Sunday, August 21, 2011

time

Two vacations in one month leaves me with August almost gone, so it seems. We've been blessed to spend time with my family in Idaho and time with Andrew's in Hawaii. I now have more memories to carry forward. Pictures to come, perhaps...either here or on our family blog.

School starts tomorrow for the kids around here. My baby brother begins his first day of middle school. Kids in the neighborhood will now fill the shortcuts and paths down to the schools below our hillside homes. I miss it. I miss school. I miss teaching. I miss my students. I hope there will be a season in my life for such teaching once again. Coaching is great, and I love it, but teaching reading, writing, and loving language is something else entirely. And so as this time of year rolls round again and I'm not a student, nor a teacher, a bit of my heart mourns. Parts of my heart also hope, though, because I truly hope to teach again someday. I know I teach as a mother, but there's something magical about introducing a poem to a student and having that student absolutely fall in love with it.

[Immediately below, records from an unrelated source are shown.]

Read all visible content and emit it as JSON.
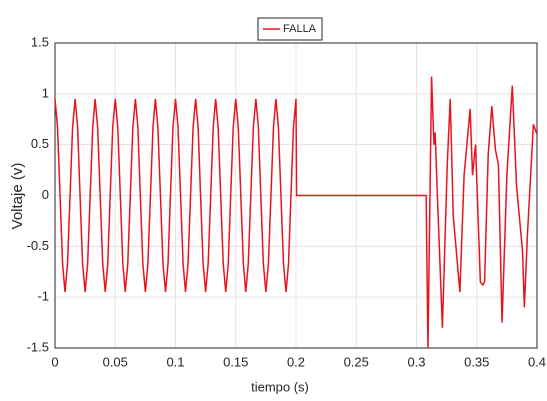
{
  "chart_data": {
    "type": "line",
    "xlabel": "tiempo (s)",
    "ylabel": "Voltaje (v)",
    "x": [
      0,
      0.0021,
      0.0042,
      0.0063,
      0.0083,
      0.0104,
      0.0125,
      0.0146,
      0.0167,
      0.0188,
      0.0208,
      0.0229,
      0.025,
      0.0271,
      0.0292,
      0.0313,
      0.0333,
      0.0354,
      0.0375,
      0.0396,
      0.0417,
      0.0438,
      0.0458,
      0.0479,
      0.05,
      0.0521,
      0.0542,
      0.0563,
      0.0583,
      0.0604,
      0.0625,
      0.0646,
      0.0667,
      0.0688,
      0.0708,
      0.0729,
      0.075,
      0.0771,
      0.0792,
      0.0813,
      0.0833,
      0.0854,
      0.0875,
      0.0896,
      0.0917,
      0.0938,
      0.0958,
      0.0979,
      0.1,
      0.1021,
      0.1042,
      0.1063,
      0.1083,
      0.1104,
      0.1125,
      0.1146,
      0.1167,
      0.1188,
      0.1208,
      0.1229,
      0.125,
      0.1271,
      0.1292,
      0.1313,
      0.1333,
      0.1354,
      0.1375,
      0.1396,
      0.1417,
      0.1438,
      0.1458,
      0.1479,
      0.15,
      0.1521,
      0.1542,
      0.1563,
      0.1583,
      0.1604,
      0.1625,
      0.1646,
      0.1667,
      0.1688,
      0.1708,
      0.1729,
      0.175,
      0.1771,
      0.1792,
      0.1813,
      0.1833,
      0.1854,
      0.1875,
      0.1896,
      0.1917,
      0.1938,
      0.1958,
      0.1979,
      0.2,
      0.2005,
      0.308,
      0.3095,
      0.3125,
      0.3145,
      0.3155,
      0.317,
      0.3215,
      0.3255,
      0.328,
      0.3305,
      0.336,
      0.3395,
      0.3445,
      0.3465,
      0.349,
      0.353,
      0.355,
      0.3565,
      0.3595,
      0.3625,
      0.3655,
      0.368,
      0.371,
      0.375,
      0.3795,
      0.383,
      0.388,
      0.3895,
      0.392,
      0.397,
      0.4
    ],
    "series": [
      {
        "name": "FALLA",
        "color": "#e8141c",
        "values": [
          0.95,
          0.67,
          0,
          -0.67,
          -0.95,
          -0.67,
          0,
          0.67,
          0.95,
          0.67,
          0,
          -0.67,
          -0.95,
          -0.67,
          0,
          0.67,
          0.95,
          0.67,
          0,
          -0.67,
          -0.95,
          -0.67,
          0,
          0.67,
          0.95,
          0.67,
          0,
          -0.67,
          -0.95,
          -0.67,
          0,
          0.67,
          0.95,
          0.67,
          0,
          -0.67,
          -0.95,
          -0.67,
          0,
          0.67,
          0.95,
          0.67,
          0,
          -0.67,
          -0.95,
          -0.67,
          0,
          0.67,
          0.95,
          0.67,
          0,
          -0.67,
          -0.95,
          -0.67,
          0,
          0.67,
          0.95,
          0.67,
          0,
          -0.67,
          -0.95,
          -0.67,
          0,
          0.67,
          0.95,
          0.67,
          0,
          -0.67,
          -0.95,
          -0.67,
          0,
          0.67,
          0.95,
          0.67,
          0,
          -0.67,
          -0.95,
          -0.67,
          0,
          0.67,
          0.95,
          0.67,
          0,
          -0.67,
          -0.95,
          -0.67,
          0,
          0.67,
          0.95,
          0.67,
          0,
          -0.67,
          -0.95,
          -0.67,
          0,
          0.67,
          0.95,
          0,
          0,
          -1.5,
          1.17,
          0.5,
          0.62,
          0.1,
          -1.3,
          0.3,
          0.95,
          -0.2,
          -0.95,
          0.2,
          0.85,
          0.2,
          0.5,
          -0.85,
          -0.88,
          -0.85,
          0.4,
          0.88,
          0.45,
          0.3,
          -1.25,
          0.2,
          1.08,
          0.1,
          -0.55,
          -1.1,
          -0.4,
          0.7,
          0.6
        ]
      }
    ],
    "xlim": [
      0,
      0.4
    ],
    "xticks": [
      0,
      0.05,
      0.1,
      0.15,
      0.2,
      0.25,
      0.3,
      0.35,
      0.4
    ],
    "ylim": [
      -1.5,
      1.5
    ],
    "yticks": [
      -1.5,
      -1,
      -0.5,
      0,
      0.5,
      1,
      1.5
    ],
    "grid": true,
    "legend": "top"
  }
}
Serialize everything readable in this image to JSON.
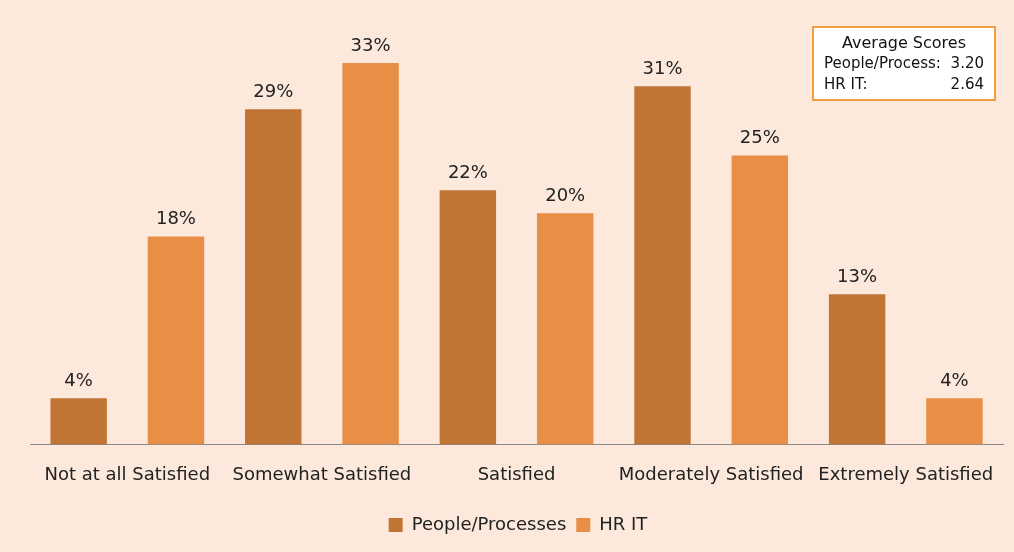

And now I feel I'm blathering. But it's just what this time of year does to me. I remember when September rolled around when I was on my mission. I received emails from home about school preparation and such, and it surprised me how much I missed it. It catches me off guard and makes me take note.

But I guess I can be glad I don't get the Sunday-night-creepies anymore; you know what I'm talking about if you're a student or teacher--the slightly anxious feeling that your glorious weekend (or entire summer) is over and you must return to school once again. See, I don't view school/teaching through rose-colored glasses. But I certainly remember much more of the good than I do of the bad because the good is just so good.

Happy week to all!

Wednesday, August 3, 2011

amen

As I fed Eamon at close to 3 a.m. this morning, I read these words.

And they strongly struck my soul.

Whenever I'm reminded of the power of words, I'm humbled and awed and inspired. Because of amazing people like Courtney Jane Kendrick and Emma Lou Thayne, I'm more resolved than ever to develop what talent I have in writing, and to fit it better into my life. My soul deserves, craves, and needs it.

I love this paragraph from Kendrick:

"Emma Lou explained that those of us who are called to be writers, the writers of life, have to pay attention in a different way. We have to reserve quiet time to write what we feel. I've always loved Emma Lou's pledge to her children, 'I love you with all my heart, but not all my time' meaning that the solitude time was part of her ability to thrive. This paying attention and seeking for quiet time goes along with two ideas I've had lately, one about balancing the senses (seeing as much as hearing, touching as much as tasting) and another about this quote, 'I hold this be the highest task of a bond between two people: that each should stand guard over the solitude of the other.' Rainer Maria Bilke. Also, I've come to realize that most of my frustrations can be worked out either by hard work (labor) or solitude. When scrubbing the sticky dishes isn't clearing my mind, a walk by myself usually will."